During the election, Sumner was still recovering from a brutal attack by a fellow member of Congress, Preston Brooks. He would not permanently return to the Senate until 1859.

==Background==

On May 22, 1856, Congressman Preston Brooks used a walking cane to attack incumbent Senator Charles Sumner on the floor of the Senate. Brooks considered his attack retaliation for a Sumner's speech given two days earlier, in which Sumner fiercely criticized slaveholders including South Carolina Senator Andrew Butler, author of the Kansas-Nebraska Act and Brook's relative. The beating nearly killed Sumner and contributed to the country's polarization over the issue of slavery.

In the 1856 legislative elections, supporters of the Republican ticket, including Republicans and nominal members of the Know-Nothing Party, won an overwhelming majority in both houses of the General Court, securing Sumner's re-election without opposition. Representatives-elect included 218 Republicans, 5 Fremont Americans, 6 Fillmore Americans, 4 Democrats, and 2 Whigs. 24 seats were left vacant.

==House==
In a noted contrast from the divisive and lengthy 1851 election, Sumner was re-elected overwhelmingly by the House on January 9.
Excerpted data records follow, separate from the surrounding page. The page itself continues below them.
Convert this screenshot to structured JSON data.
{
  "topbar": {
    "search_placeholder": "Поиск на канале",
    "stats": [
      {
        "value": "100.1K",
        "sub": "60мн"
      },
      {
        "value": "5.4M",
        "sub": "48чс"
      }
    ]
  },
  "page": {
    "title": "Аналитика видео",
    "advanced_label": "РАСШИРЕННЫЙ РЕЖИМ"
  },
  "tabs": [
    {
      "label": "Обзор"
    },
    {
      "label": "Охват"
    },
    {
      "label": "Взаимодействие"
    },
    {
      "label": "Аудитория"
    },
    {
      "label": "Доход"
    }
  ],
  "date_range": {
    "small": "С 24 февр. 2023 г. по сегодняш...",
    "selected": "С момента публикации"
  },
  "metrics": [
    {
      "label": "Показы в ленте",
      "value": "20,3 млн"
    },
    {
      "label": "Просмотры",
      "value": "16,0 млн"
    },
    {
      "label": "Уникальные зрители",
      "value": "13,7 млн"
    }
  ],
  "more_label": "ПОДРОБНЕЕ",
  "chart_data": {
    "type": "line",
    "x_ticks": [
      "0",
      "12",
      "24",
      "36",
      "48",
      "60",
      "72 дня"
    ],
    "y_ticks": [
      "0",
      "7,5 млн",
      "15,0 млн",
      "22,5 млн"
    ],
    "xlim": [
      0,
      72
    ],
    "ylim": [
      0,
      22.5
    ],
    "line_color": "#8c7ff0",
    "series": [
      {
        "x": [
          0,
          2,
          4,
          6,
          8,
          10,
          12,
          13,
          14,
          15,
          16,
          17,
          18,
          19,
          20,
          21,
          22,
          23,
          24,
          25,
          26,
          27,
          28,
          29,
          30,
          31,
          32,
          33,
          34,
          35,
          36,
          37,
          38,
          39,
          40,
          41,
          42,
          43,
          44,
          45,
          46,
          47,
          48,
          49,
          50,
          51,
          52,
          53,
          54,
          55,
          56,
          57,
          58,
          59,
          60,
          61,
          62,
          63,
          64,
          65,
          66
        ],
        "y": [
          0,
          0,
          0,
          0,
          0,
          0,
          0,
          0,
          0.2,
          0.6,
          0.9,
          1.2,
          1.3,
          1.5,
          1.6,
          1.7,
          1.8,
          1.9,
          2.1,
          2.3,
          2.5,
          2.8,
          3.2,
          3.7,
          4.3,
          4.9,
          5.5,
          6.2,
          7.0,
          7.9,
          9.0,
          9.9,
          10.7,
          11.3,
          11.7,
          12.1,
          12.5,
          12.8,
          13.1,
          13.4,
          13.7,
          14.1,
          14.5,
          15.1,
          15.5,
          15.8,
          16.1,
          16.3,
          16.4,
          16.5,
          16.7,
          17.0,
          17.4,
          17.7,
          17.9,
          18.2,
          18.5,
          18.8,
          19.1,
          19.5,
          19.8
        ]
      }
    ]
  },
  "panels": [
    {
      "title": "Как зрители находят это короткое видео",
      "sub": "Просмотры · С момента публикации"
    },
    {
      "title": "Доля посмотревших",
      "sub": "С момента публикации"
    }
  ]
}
In the House, Sumner received votes from 333 of 345 voting. Some protest votes were cast for conservative former Whig politicians who had become independents or Democrats following the party's dissolution in 1856.

1857 Senate election in the House
| Party |  | Candidate | Votes | % |
|---|---|---|---|---|
|  | Republican | Charles Sumner (incumbent) | 333 | 96.52% |
|  | Independent | Robert C. Winthrop | 3 | 0.87% |
|  | Unknown | Nathaniel J. Lord | 1 | 0.29% |
|  | Independent | George H. Gordon | 1 | 0.29% |
|  | Democratic | Erasmus D. Beach | 1 | 0.29% |
|  | Unknown | Otis P. Lord | 1 | 0.29% |
|  | Unknown | Charles E. Goodrich | 1 | 0.29% |
|  | Independent | Edward Everett | 1 | 0.29% |
|  | Democratic | Rufus Choate | 1 | 0.29% |
|  | Constitutional Union | William Appleton | 1 | 0.29% |
| Total votes |  |  | 345 | 100.00% |

==Senate==
On January 13, the Senate re-elected Sumner unanimously.